Art. 3: Bei allen Maßnahmen, die Kinder betreffen, gleichviel ob sie von öffentlichen oder privaten Einrichtungen der sozialen Fürsorge, Gerichten, Verwaltungsbehörden oder Gesetzgebungsorganen getroffen werden, ist das Wohl des Kindes ein Gesichtspunkt, der vorrangig zu berücksichtigen ist.
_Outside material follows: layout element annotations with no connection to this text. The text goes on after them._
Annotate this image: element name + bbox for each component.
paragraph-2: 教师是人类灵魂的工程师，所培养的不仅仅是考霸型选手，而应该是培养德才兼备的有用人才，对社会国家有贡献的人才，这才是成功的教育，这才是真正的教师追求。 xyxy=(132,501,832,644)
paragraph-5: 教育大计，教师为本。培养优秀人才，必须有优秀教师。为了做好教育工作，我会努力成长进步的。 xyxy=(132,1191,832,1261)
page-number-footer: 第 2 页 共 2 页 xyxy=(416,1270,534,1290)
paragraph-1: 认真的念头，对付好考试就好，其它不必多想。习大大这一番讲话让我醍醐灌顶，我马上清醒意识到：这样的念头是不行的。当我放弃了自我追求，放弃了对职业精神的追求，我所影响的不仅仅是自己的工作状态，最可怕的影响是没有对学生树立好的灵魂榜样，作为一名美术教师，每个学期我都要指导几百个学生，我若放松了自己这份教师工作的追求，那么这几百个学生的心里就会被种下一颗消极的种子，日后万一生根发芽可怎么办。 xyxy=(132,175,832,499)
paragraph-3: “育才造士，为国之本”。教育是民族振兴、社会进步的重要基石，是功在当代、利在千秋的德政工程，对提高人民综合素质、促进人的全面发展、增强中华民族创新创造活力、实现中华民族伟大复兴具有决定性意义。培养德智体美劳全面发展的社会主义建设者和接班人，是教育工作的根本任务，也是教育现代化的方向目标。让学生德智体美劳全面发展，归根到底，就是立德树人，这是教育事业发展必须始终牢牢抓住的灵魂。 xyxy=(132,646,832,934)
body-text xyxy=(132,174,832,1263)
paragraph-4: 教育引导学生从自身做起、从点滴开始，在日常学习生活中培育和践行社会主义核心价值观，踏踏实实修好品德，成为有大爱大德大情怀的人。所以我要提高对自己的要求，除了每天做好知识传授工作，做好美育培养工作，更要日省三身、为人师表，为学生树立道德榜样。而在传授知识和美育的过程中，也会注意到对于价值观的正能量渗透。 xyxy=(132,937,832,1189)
Art. 22: Die Vertragsstaaten treffen geeignete Maßnahmen, um sicherzustellen, dass ein Kind, das die Rechtsstellung eines Flüchtlings begehrt oder nach Maßgabe der anzuwendende Regeln und Verfahren des Völkerrechts angemessenen Schutz und humanitäre Hilfe bei der Wahrnehmung der Rechte erhält, die in diesem Übereinkommen oder in anderen internationalen Übereinkünften über Menschenrecht oder über humanitäre Fragen, denen die genannten Staaten als Vertragsparteien angehören, festgelegt sind, und zwar unabhängig davon, ob es sich in Begleitung seiner Eltern oder einer anderen Person befindet oder nicht.

Aus diesem Grunde gehören anstatt der Vormund, der durch sein mutiges Eingreifen Schlimmeres von den Jugendlichen abgewendet hat, Sie als beteiligte Behörde eher auf die Anklagebank, weil Sie gegen internationales Recht verstoßen und grundgesetzwidrig die Ihnen auferlegte Sorgfaltspflicht verletzt haben.